Terra Blog

Improve your machine learning models with hyperparameter optimization

Chase Thomas is a visiting Product Manager in the Data Sciences Platform at the Broad Institute. His goal is to support researchers using machine learning in Terra. In this guest blog post, Chase introduces a process called hyperparameter optimization that can help researchers improve their models, and presents a tutorial workspace that demonstrates how to use this process in practice.

Designing a machine learning model is hard. There is an overwhelming number of algorithms and parameters, and you often need intuition developed from experience to pick the right ones. In fact, even experienced practitioners find it difficult to know if they have found the optimal set of parameters for a given problem. Using traditional methods, it takes a lot of experimentation to manually select and tweak parameters, and gradually improve results over many iterations. The process can be time-consuming, expensive, and the consequences of choosing the wrong configuration can be severe.

The good news is that it’s possible to automate this process to some extent through a method called “hyperparameter optimization”. There are tools that you can set up to automatically try different values for your model parameters and select the ones that produce the best performance, which is much more efficient than manual experimentation. This method is often used by experienced practitioners to make final improvements to their model, but it can also be used by newcomers to make things easier from the beginning.

Hyperparameter optimization workflow (Figure by Dawid Kopczyk | via Pier Paolo Ippolito, Hyperparameters Optimization)

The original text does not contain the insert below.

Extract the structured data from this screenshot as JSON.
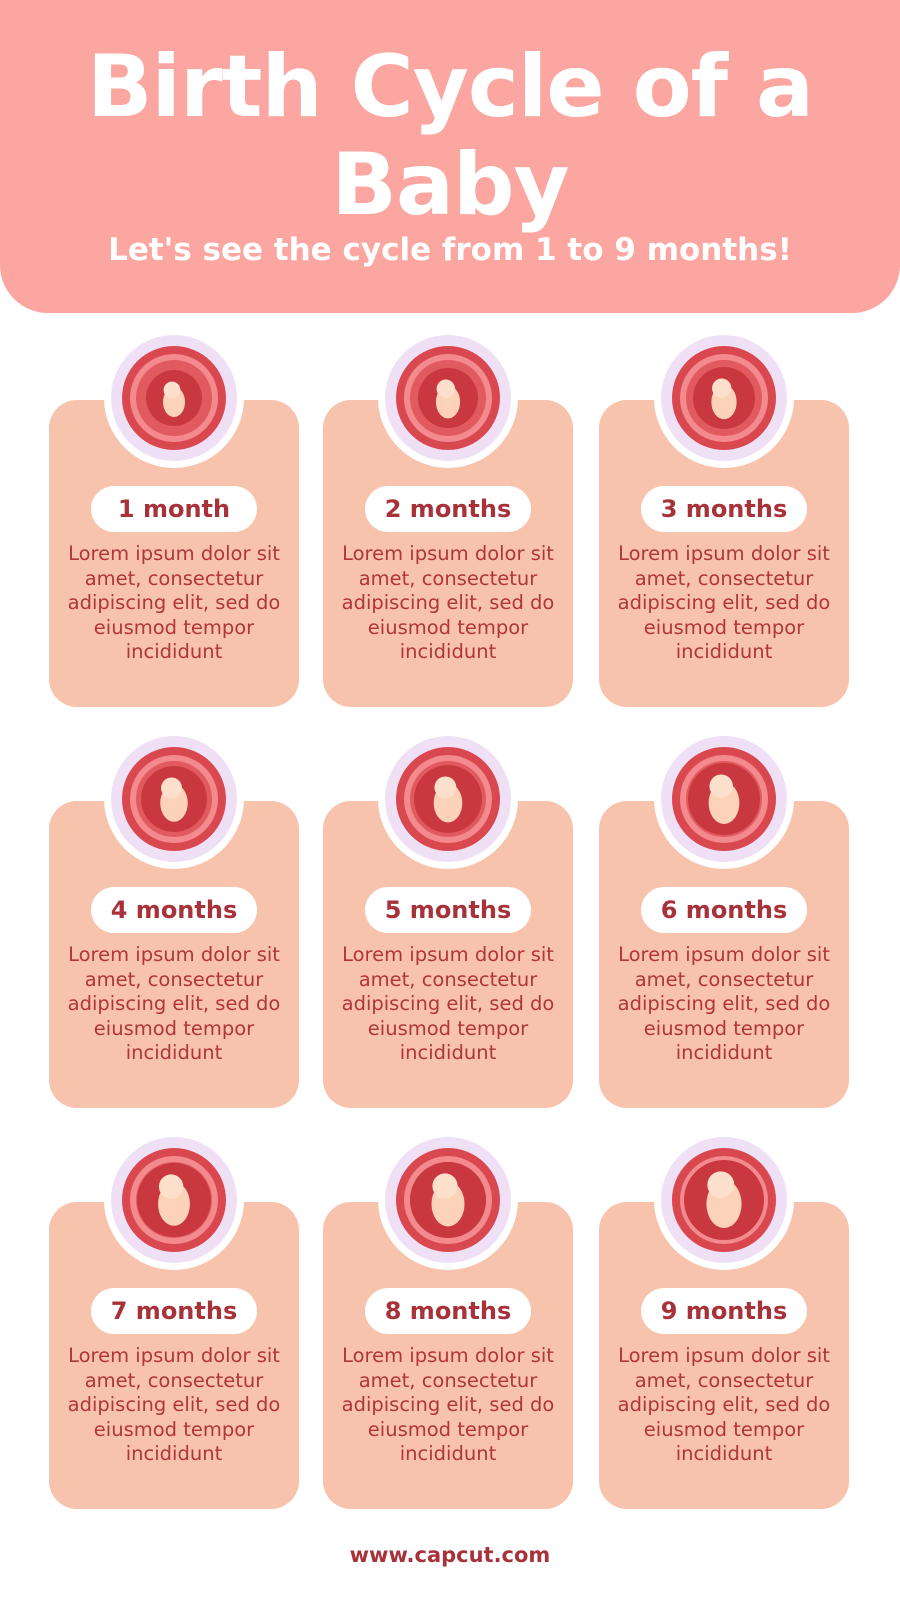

We wanted to make hyperparameter optimization more readily accessible to a wide range of users, so we put together a public Terra workspace with a tutorial that includes the necessary data and tools to apply hyperparameter optimization to an example dataset. Specifically, we used a toolkit called Optuna that is both powerful and easy to use, and that can be integrated with almost any mainstream machine learning package/framework. Using Optuna in a Jupyter Notebook, you can design an experiment, specify a range of values, then let the experiment run and determine the optimal model design.

Hyperparameter optimization in practice

To demonstrate this method, we put together a tutorial that walks you through developing a model to predict heart disease based on the Framingham Heart Study.

The Framingham Heart Study is a long-term, ongoing cardiovascular cohort study that began in 1948 with 5,209 adult subjects, and has since enrolled three additional generations of subjects totaling over 16,000 individuals. The dataset is a treasure trove for research, with detailed information on participant demographics, lifestyle factors, and medical history.

Over the past decades, researchers affiliated with the study developed statistical techniques to probe the relationship between these factors and disease risk, to help identify individuals who are at high risk for heart disease and who may benefit from lifestyle changes or medical intervention. Their research led to the development of the “Framingham risk score” (FRS) to predict risk of coronary heart disease.

Since then, recent papers have replicated and surpassed the performance of the Framingham Risk Score by using ML methods. We set out to build a predictive model in a similar way, but using hyperparameter optimization to minimize the amount of manual experimentation and effort involved.

The outcome? With just a few extra lines of code for Optuna, our approach designed a model that yielded competitive results in a fraction of the time that it would have taken to explore the parameter space manually.

For more details, check out the tutorial notebook in the public workspace, which shows how we set up Optuna to run trials and experiment with parameters in order to optimize the model. The tutorial walks you through all the steps, from importing data from Google BigQuery and cleaning it up (removing NaN values etc), to building and tuning different kinds of models (logistic regression, random forest and neural network), and finally, visualizing and interpreting results.

The bottom line: hyperparameter optimization can improve any prediction where a machine learning model is used. It can boost performance of a model you’ve already made, or help you design one from the beginning. Everything from diagnostic radiology to epidemiology to cancer genomics to single-cell transcriptomics can benefit. No matter your domain, we hope this tutorial will inspire you to try it out for yourself, in case hyperparameter optimization can save you time and improve the results of your next modeling project.